The Fairfax County Circuit Court on Friday dismissed the lawsuit based on lack of standing. The lawsuit was lodged by Fairfax County resident Andrea Lafferty, the president of the Traditional Values Coalition, on behalf of an anonymous FCPS student known as “Jake Doe” and his parents. They had asked the court for an injunction to stop the Fairfax County School Board from implementing the policy with the new protections for sexual orientation and gender identity, which were added in November 2014 and May 2015, respectively.
In their lawsuit, the plaintiffs had claimed that Jake Doe was “distressed” by the school board’s decision to add gender identity to the nondiscrimination policy. He claimed to be nervous about unintentionally offending or having to watch his words and actions around transgender students, and was particularly frightened of having to use the bathroom with a transgender male, whom he and his parents would consider a girl due to their biological sex at birth.
But the circuit court ruled that Jake Doe did not have standing to sue because there was no injury, such as the threat of expulsion or suspension. In response, Liberty Counsel, which is representing Lafferty and the Doe family, issued a statement blasting the court for having “wrongfully dismissed” the lawsuit.
“Minors in Fairfax County, Virginia, will now be subjected to invasions of their privacy, inside the very school district tasked with protecting them,” Liberty Counsel said in its statement.
The organization also argued that its case should be allowed to move forward on its merits — specifically, that Dillon’s Rule prevents localities from adopting policies providing nondiscrimination protections to groups not recognized as protected classes by the Virginia General Assembly. An opinion offered by Virginia Attorney General Mark Herring (D) ruled that while local governments could not adopt such policies, local school boards had leeway to adopt them as they saw fit — a finding that social conservatives dispute.

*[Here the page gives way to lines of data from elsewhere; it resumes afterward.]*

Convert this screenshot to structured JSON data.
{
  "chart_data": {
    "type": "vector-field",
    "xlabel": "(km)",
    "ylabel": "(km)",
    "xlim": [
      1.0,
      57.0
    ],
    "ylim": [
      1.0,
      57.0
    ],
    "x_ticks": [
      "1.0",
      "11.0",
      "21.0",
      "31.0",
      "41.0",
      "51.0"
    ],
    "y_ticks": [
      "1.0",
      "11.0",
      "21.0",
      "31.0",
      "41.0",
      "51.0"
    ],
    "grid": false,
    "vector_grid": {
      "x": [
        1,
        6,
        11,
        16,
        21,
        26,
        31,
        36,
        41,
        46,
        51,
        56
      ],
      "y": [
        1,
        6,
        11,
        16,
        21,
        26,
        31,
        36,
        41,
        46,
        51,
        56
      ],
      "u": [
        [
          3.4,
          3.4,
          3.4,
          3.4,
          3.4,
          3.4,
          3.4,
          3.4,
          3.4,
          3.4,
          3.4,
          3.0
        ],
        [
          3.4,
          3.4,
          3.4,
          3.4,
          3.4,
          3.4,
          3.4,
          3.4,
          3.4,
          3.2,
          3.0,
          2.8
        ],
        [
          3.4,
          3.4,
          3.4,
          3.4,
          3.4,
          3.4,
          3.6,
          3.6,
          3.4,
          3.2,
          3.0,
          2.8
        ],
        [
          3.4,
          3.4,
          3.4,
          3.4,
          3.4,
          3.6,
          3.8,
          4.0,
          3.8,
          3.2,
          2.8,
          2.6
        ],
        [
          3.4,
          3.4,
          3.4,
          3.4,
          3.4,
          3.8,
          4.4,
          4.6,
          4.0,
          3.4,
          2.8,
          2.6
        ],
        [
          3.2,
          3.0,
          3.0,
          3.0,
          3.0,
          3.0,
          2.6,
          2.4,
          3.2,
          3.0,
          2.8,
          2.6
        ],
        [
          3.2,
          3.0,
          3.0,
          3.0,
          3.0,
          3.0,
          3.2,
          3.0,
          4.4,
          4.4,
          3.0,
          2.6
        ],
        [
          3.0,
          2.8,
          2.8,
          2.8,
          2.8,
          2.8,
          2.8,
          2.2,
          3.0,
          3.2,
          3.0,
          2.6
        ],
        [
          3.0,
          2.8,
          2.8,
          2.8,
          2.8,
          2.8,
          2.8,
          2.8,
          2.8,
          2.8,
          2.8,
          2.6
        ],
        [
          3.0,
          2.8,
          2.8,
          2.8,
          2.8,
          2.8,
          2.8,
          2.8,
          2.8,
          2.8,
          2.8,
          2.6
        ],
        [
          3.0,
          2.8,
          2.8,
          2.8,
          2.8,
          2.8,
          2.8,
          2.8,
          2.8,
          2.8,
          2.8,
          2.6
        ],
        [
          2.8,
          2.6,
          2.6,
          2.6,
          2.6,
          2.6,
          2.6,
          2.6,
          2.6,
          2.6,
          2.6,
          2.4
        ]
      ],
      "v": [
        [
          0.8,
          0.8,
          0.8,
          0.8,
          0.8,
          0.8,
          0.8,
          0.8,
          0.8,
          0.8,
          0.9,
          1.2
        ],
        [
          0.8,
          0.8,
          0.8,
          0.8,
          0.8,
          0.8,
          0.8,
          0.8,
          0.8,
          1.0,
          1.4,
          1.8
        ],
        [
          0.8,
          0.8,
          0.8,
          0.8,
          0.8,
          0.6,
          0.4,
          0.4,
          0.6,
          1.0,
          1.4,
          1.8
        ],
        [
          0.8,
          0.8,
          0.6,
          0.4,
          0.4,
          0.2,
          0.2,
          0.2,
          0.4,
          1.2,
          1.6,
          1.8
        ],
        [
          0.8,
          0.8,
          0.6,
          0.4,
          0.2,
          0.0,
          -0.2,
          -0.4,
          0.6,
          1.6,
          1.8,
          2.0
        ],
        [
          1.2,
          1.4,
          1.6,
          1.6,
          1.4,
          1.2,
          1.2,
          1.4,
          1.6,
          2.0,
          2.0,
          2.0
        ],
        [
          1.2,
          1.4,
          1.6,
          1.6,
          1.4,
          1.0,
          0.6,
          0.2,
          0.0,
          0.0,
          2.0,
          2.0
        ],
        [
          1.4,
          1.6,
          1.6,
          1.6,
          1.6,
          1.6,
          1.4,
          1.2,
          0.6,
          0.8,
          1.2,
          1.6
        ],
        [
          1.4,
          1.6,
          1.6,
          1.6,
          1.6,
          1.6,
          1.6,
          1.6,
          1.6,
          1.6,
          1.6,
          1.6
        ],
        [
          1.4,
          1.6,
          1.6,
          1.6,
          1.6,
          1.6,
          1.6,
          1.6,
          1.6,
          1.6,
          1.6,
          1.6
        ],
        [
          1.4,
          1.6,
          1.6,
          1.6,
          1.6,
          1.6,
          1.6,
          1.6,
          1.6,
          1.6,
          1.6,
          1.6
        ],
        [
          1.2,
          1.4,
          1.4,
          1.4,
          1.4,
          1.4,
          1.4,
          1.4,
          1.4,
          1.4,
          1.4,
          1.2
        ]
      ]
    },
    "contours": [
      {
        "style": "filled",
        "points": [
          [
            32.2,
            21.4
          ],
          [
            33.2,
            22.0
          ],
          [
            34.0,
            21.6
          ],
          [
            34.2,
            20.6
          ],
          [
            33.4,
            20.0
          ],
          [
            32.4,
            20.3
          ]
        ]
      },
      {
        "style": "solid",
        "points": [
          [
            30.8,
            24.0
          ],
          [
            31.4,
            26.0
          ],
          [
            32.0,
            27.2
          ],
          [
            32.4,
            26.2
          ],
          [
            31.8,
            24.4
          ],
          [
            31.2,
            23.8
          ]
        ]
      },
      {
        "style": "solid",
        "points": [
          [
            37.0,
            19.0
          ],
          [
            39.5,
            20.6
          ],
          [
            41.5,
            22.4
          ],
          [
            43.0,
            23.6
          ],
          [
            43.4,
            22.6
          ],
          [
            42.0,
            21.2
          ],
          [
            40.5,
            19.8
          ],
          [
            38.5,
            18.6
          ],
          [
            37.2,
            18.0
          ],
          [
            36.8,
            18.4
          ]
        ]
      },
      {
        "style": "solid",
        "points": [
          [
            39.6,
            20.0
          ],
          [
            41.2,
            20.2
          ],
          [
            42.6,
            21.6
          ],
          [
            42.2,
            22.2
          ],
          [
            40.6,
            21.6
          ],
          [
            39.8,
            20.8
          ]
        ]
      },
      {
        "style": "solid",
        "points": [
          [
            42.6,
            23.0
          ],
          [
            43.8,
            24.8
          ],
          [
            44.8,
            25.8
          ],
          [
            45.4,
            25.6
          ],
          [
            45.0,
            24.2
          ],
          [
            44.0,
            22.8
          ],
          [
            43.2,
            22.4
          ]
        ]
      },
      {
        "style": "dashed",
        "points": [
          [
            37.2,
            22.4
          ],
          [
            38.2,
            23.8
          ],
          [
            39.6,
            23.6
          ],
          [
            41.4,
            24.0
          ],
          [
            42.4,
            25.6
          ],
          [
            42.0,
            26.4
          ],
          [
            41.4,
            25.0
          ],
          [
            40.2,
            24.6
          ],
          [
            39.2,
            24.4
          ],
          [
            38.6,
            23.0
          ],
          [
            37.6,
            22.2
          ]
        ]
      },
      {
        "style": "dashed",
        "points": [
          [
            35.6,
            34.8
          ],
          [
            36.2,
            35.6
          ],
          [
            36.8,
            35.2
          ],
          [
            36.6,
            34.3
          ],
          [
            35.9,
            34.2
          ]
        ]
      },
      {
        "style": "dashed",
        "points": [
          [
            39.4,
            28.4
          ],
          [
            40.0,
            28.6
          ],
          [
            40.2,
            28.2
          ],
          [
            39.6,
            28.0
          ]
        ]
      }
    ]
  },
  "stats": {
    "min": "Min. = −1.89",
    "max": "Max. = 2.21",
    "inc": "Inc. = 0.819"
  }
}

“Virginia law explicitly prohibits local governing bodies from altering the state’s nondiscrimination policy,” Liberty Counsel added. “Civil rights are coded in Virginia law. In changing the nondiscrimination laws, the school board acted recklessly and unlawfully. The strength of America’s foundation is that no school may disregard our laws. Just as a board may not remove ‘race’ or ‘religion’ from its nondiscrimination clause, it cannot add groups that are not recognized by the Virginia Legislature.”
But School Board Chairman Pat Hynes (Hunter Mill) issued a statement on behalf of the officially nonpartisan but Democratic-leaning school board, saying the board was “pleased” with the decision to dismiss the lawsuit.
“The School Board remains committed to ensuring that all of our students and employees are treated fairly and with dignity and respect,” Hynes said.
“We applaud the Circuit Court’s decision to dismiss the lawsuit brought against the Fairfax County School Board,” James Parrish, the executive director of Equality Virginia, said in a statement. “While the plaintiffs fail to name a student in their lawsuit, we have seen multiple parents, students, and educators come forward in support of these policy updates. The School Board voted to do the right thing last year by including sexual orientation and gender identity as protected classes in their nondiscrimination policies. Their decision should continue to be supported as it was in this case, as they continue to lead their peers towards full inclusiveness and equality for gay and transgender students and teachers.”
A similar case dealing with a transgender student’s challenge to an existing restroom use policy in Gloucester County, Va., is currently being litigated in the U.S. 4th Circuit Court of Appeals. A federal judge previously ruled against the student’s request for an injunction to stop the local school board from enforcing its policy, prompting the teen’s lawyers to appeal the decision. They have argued that their client should be protected under both the Equal Protection Clause of the Fourteenth Amendment of the U.S. Constitution and under Title IX’s prohibitions on discrimination based on sex.